Over the last couple of years there’s been a lot of focus on legislation concerning internet privacy and regulation. SOPA came and went. CISPA was effectively (so we thought at the time) dead but is rearing its ugly head once again. ACTA was killed last summer. But all of those can have thousands of words dedicated to just them on their own. Today we’re going to be talking about the Computer Fraud and Abuse Act, affectionately known as CFAA for short.
The case of Aaron Swartz
The most prominent case illustrating this was that of Aaron Swartz, a bright digital innovator and activist that helped develop RSS content syndication and the creation of the Creative Commons licenses. He also was the founder of the online group Demand Progress, an activist group that was well known for their digital campaign against SOPA. The case was around his access to information from JSTOR, a not-for-profit repository of scholarly and academic journals created in 1995 to help academic libraries and publishers provide access to their works without taking up physical shelf space. Users that have JSTOR accounts through an academic institution have free and unfettered access to this repository. Swartz’s position as a research fellow at Harvard University granted him access to the JSTOR system. According to the Department of Justice however, Swartz did so from a “protected computer” on MIT’s campus, with the intention of stealing documents and sharing them sharing them over numerous file-sharing sites, leaving him open to prosecution with the full strength of the CFAA. If he was convicted of the charges (wire fraud and computer fraud as violations of the CFAA) he could have faced up to 35 years in prison and fines up to $1 million. Sadly, Swartz hanged himself in his Brooklyn apartment this past January.
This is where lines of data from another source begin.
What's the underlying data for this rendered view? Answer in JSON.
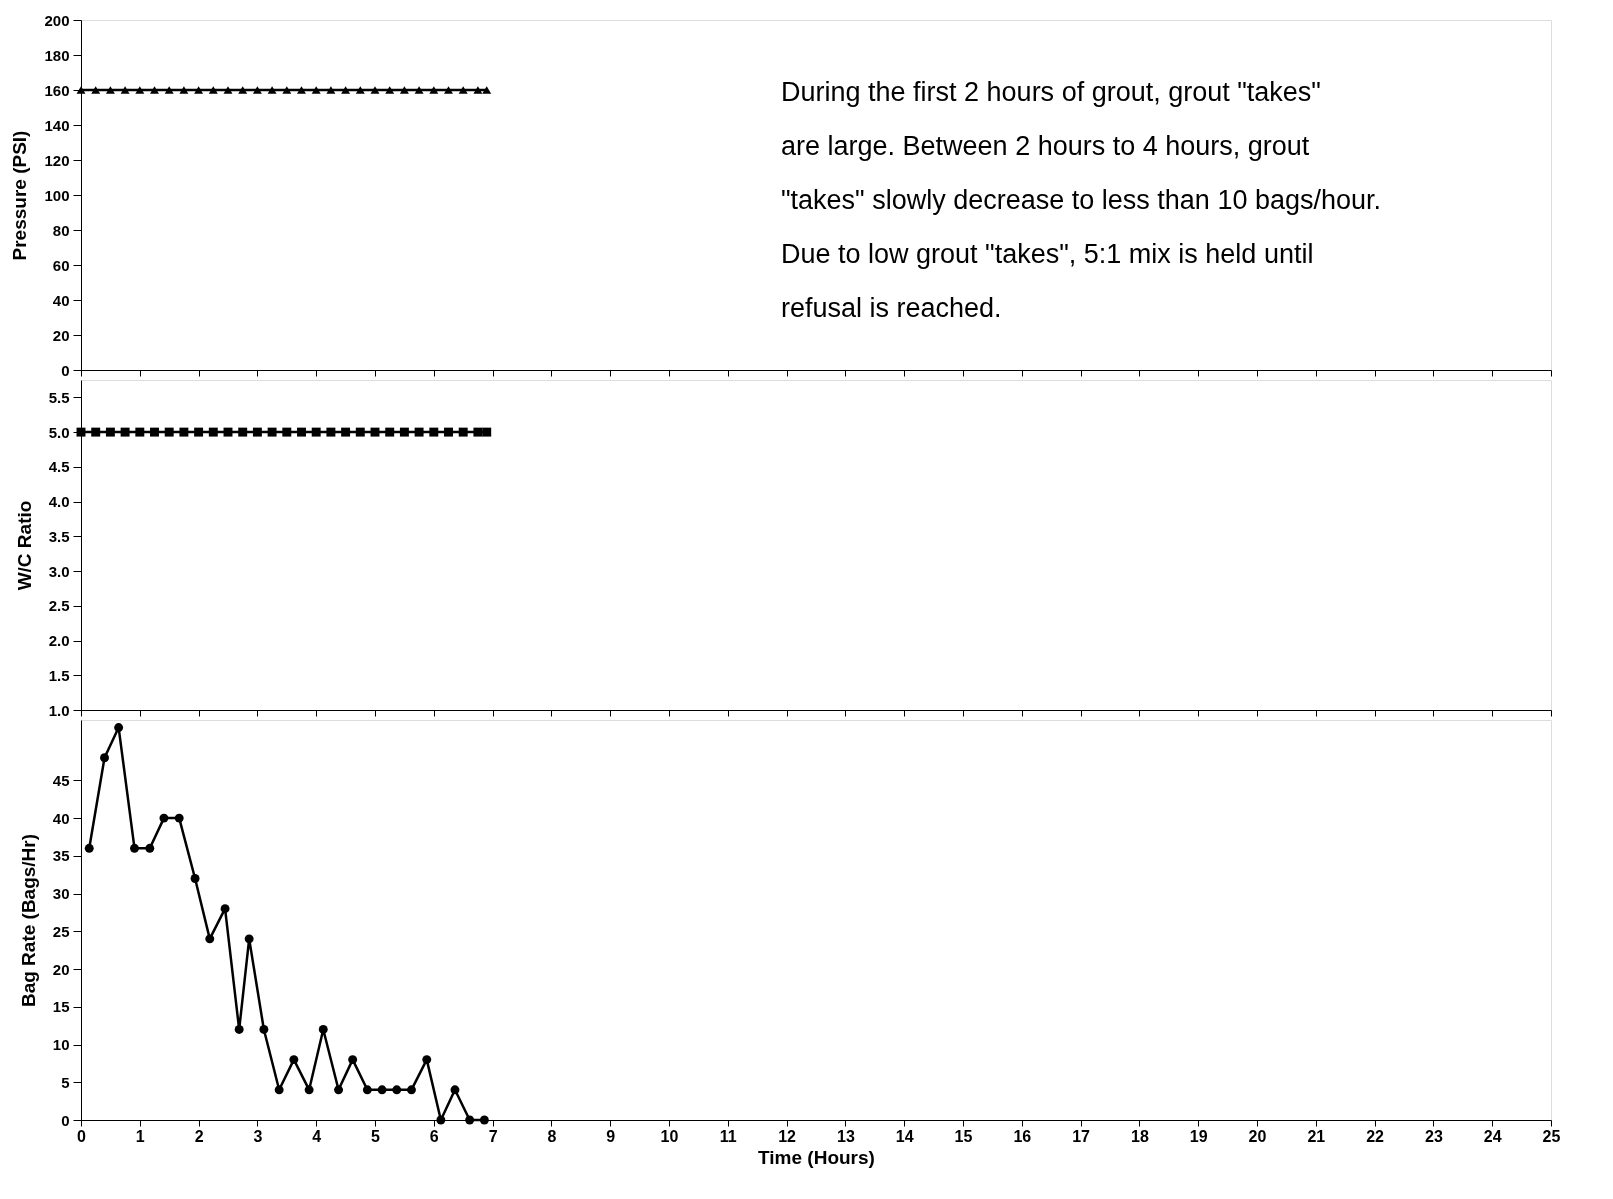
{
  "chart_data": [
    {
      "type": "line",
      "ylabel": "Pressure (PSI)",
      "xlim": [
        0,
        25
      ],
      "xticks": [
        0,
        1,
        2,
        3,
        4,
        5,
        6,
        7,
        8,
        9,
        10,
        11,
        12,
        13,
        14,
        15,
        16,
        17,
        18,
        19,
        20,
        21,
        22,
        23,
        24,
        25
      ],
      "ylim": [
        0,
        200
      ],
      "yticks": [
        0,
        20,
        40,
        60,
        80,
        100,
        120,
        140,
        160,
        180,
        200
      ],
      "tick_labels": "y",
      "grid": false,
      "annotations": [
        "During the first 2 hours of grout, grout \"takes\" are large.  Between 2 hours to 4 hours, grout \"takes\" slowly decrease to less than 10 bags/hour. Due to low grout \"takes\", 5:1 mix is held until refusal is reached."
      ],
      "series": [
        {
          "color": "#000000",
          "marker": "triangle",
          "x": [
            0,
            0.25,
            0.5,
            0.75,
            1,
            1.25,
            1.5,
            1.75,
            2,
            2.25,
            2.5,
            2.75,
            3,
            3.25,
            3.5,
            3.75,
            4,
            4.25,
            4.5,
            4.75,
            5,
            5.25,
            5.5,
            5.75,
            6,
            6.25,
            6.5,
            6.75,
            6.9
          ],
          "values": [
            160,
            160,
            160,
            160,
            160,
            160,
            160,
            160,
            160,
            160,
            160,
            160,
            160,
            160,
            160,
            160,
            160,
            160,
            160,
            160,
            160,
            160,
            160,
            160,
            160,
            160,
            160,
            160,
            160
          ]
        }
      ]
    },
    {
      "type": "line",
      "ylabel": "W/C Ratio",
      "xlim": [
        0,
        25
      ],
      "xticks": [
        0,
        1,
        2,
        3,
        4,
        5,
        6,
        7,
        8,
        9,
        10,
        11,
        12,
        13,
        14,
        15,
        16,
        17,
        18,
        19,
        20,
        21,
        22,
        23,
        24,
        25
      ],
      "ylim": [
        1.0,
        5.75
      ],
      "yticks": [
        {
          "value": 1,
          "label": "1.0"
        },
        1.5,
        {
          "value": 2,
          "label": "2.0"
        },
        2.5,
        {
          "value": 3,
          "label": "3.0"
        },
        3.5,
        {
          "value": 4,
          "label": "4.0"
        },
        4.5,
        {
          "value": 5,
          "label": "5.0"
        },
        5.5
      ],
      "tick_labels": "y",
      "grid": false,
      "series": [
        {
          "color": "#000000",
          "marker": "square",
          "x": [
            0,
            0.25,
            0.5,
            0.75,
            1,
            1.25,
            1.5,
            1.75,
            2,
            2.25,
            2.5,
            2.75,
            3,
            3.25,
            3.5,
            3.75,
            4,
            4.25,
            4.5,
            4.75,
            5,
            5.25,
            5.5,
            5.75,
            6,
            6.25,
            6.5,
            6.75,
            6.9
          ],
          "values": [
            5,
            5,
            5,
            5,
            5,
            5,
            5,
            5,
            5,
            5,
            5,
            5,
            5,
            5,
            5,
            5,
            5,
            5,
            5,
            5,
            5,
            5,
            5,
            5,
            5,
            5,
            5,
            5,
            5
          ]
        }
      ]
    },
    {
      "type": "line",
      "ylabel": "Bag Rate (Bags/Hr)",
      "xlabel": "Time (Hours)",
      "xlim": [
        0,
        25
      ],
      "xticks": [
        0,
        1,
        2,
        3,
        4,
        5,
        6,
        7,
        8,
        9,
        10,
        11,
        12,
        13,
        14,
        15,
        16,
        17,
        18,
        19,
        20,
        21,
        22,
        23,
        24,
        25
      ],
      "ylim": [
        0,
        53
      ],
      "yticks": [
        0,
        5,
        10,
        15,
        20,
        25,
        30,
        35,
        40,
        45
      ],
      "grid": false,
      "series": [
        {
          "color": "#000000",
          "marker": "circle",
          "x": [
            0.14,
            0.4,
            0.64,
            0.91,
            1.17,
            1.41,
            1.67,
            1.94,
            2.19,
            2.45,
            2.69,
            2.86,
            3.11,
            3.37,
            3.62,
            3.88,
            4.12,
            4.38,
            4.62,
            4.87,
            5.12,
            5.37,
            5.62,
            5.88,
            6.12,
            6.36,
            6.61,
            6.86
          ],
          "values": [
            36,
            48,
            52,
            36,
            36,
            40,
            40,
            32,
            24,
            28,
            12,
            24,
            12,
            4,
            8,
            4,
            12,
            4,
            8,
            4,
            4,
            4,
            4,
            8,
            0,
            4,
            0,
            0
          ]
        }
      ]
    }
  ]
}
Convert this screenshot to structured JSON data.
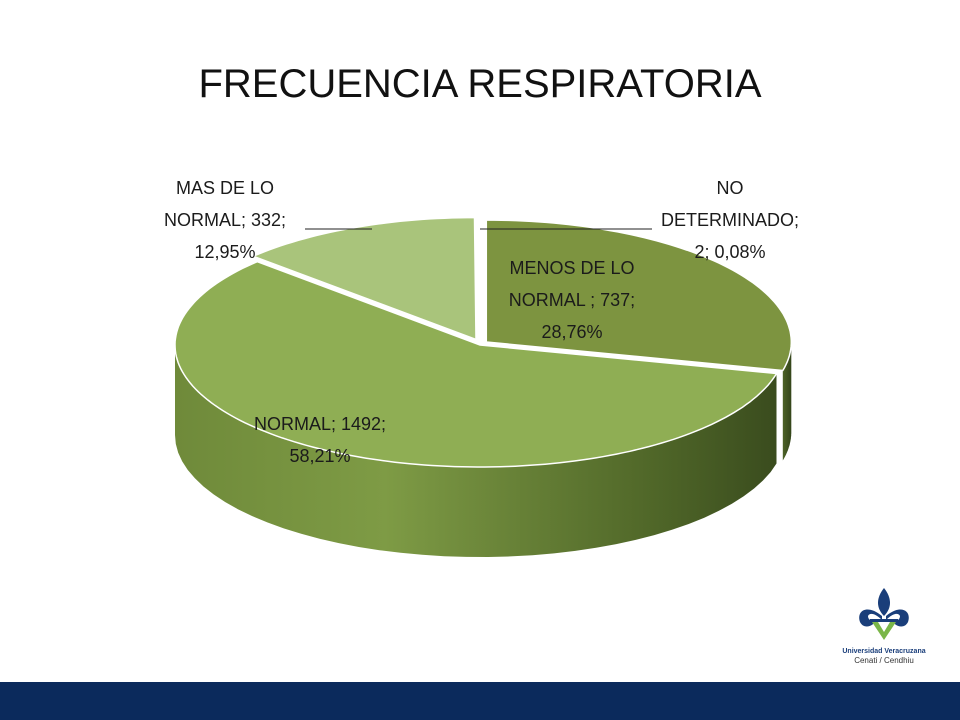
{
  "chart_data": {
    "type": "pie",
    "title": "FRECUENCIA RESPIRATORIA",
    "slices": [
      {
        "name": "MENOS DE LO NORMAL",
        "value": 737,
        "percent": 28.76,
        "label_lines": [
          "MENOS DE LO",
          "NORMAL ; 737;",
          "28,76%"
        ],
        "color": "#7d9440"
      },
      {
        "name": "NORMAL",
        "value": 1492,
        "percent": 58.21,
        "label_lines": [
          "NORMAL; 1492;",
          "58,21%"
        ],
        "color": "#8fae54"
      },
      {
        "name": "MAS DE LO NORMAL",
        "value": 332,
        "percent": 12.95,
        "label_lines": [
          "MAS DE LO",
          "NORMAL; 332;",
          "12,95%"
        ],
        "color": "#a9c47b"
      },
      {
        "name": "NO DETERMINADO",
        "value": 2,
        "percent": 0.08,
        "label_lines": [
          "NO",
          "DETERMINADO;",
          "2; 0,08%"
        ],
        "color": "#c3d6a0"
      }
    ],
    "legend": "none",
    "style": "3d-exploded"
  },
  "logo": {
    "name": "Universidad Veracruzana",
    "subtitle": "Cenati / Cendhiu",
    "colors": {
      "blue": "#1a3e7a",
      "green": "#7ab648"
    }
  },
  "footer": {
    "color": "#0b2a5c"
  }
}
There are tons more details to this case I’m glossing over, but you can read more about the whole thing at the Electronic Frontier Foundation.
Present Power and Proposed Changes
That’s the power the CFAA has as it stands. In the wake of Aaron Swartz’s death, many politicians, including SOPA critics Rep. Darrell Issa (R-CA) and Rep. Jared Polis (D-CO), raised questions about how the government handled the case, and Rep. Zoe Lofgren (D-CA) proposed to reform the CFAA with Aaron’s Law, to prevent what happened to Swartz to happen to other computer users. This reform is extremely important in the internet age, because according to the bill, you don’t have to be a hacker or know anything about hacking to be charged for unauthorized access. In the words of Orin Kerr, a law professor at George Washington University,
“Breaching an agreement or ignoring your boss might be bad. But should it be a federal crime just because it involves a computer? If interpreted this way, the law gives computer owners the power to criminalize any computer use they don’t like. Imagine the Republican Party setting up a public website and announcing that no Democrats can visit. Every Democrat who checked out the site could be a criminal for exceeding authorized access.”
So reforming this bill would be in the best interests of the internet and all American internet users, right? So why are new proposed amendments aimed at dealing more damage instead of fixing what’s broken? Looking at the new draft (which you can see here) just talking about violating the CFAA will carry the same punishment as actually completing the act itself, by adding the short phrase “for the completed offense.” There’s also language that links CFAA violations to racketeering, putting every violator on the same level as a member of an criminal organization. In addition to violating website’s fine print being a criminal act, the proposed changes expand the scope of civil seizure and forfeiture by the federal government. And one of the most frightening additions is a section on “exceeding authorized use,” meaning that if I want to access information I legally have access for an “impermissible purpose” then I’m punishable. I’m not saying that’s a common thing, but it could be another arrow in a prosecutor’s quiver.
Yes, that’s right, Seventeen Magazine. Upon hearing of the new proposed earlier this month, they immediately changed a very specific part of their terms of service. Their terms of service used to read that you had to be at least 18 years of age to access the website, meaning that if you couldn’t access Seventeen if you were… actually 17. They have a readership of 4.5 million teenage readers, whose average age is 16 and a half. As of April 3rd, that language has been removed. Otherwise, under the new proposed CFAA changes, over 4 million teenagers could have been charged with computer crimes just for visiting the site, violating the user site agreement fine print. Hearst Magazines realized that this was ridiculous, and thankfully chose not to turn an army of teenagers into felons.
It’s important that people know what’s going on with this kind of legislation – any laws that affect computer use affect all of us, and we as citizens should actively be making sure that our own day-to-day activity can’t be potentially weaponized against us. If you want to contact your representatives about the CFAA (or anything else for that matter) the EFF has a lookup tool you can use to know where to send your comments and letters.
This is far from the first and far from the last when it comes to skewed computer law. Outside of recruiting more geeks in Congress, our voice is all we have.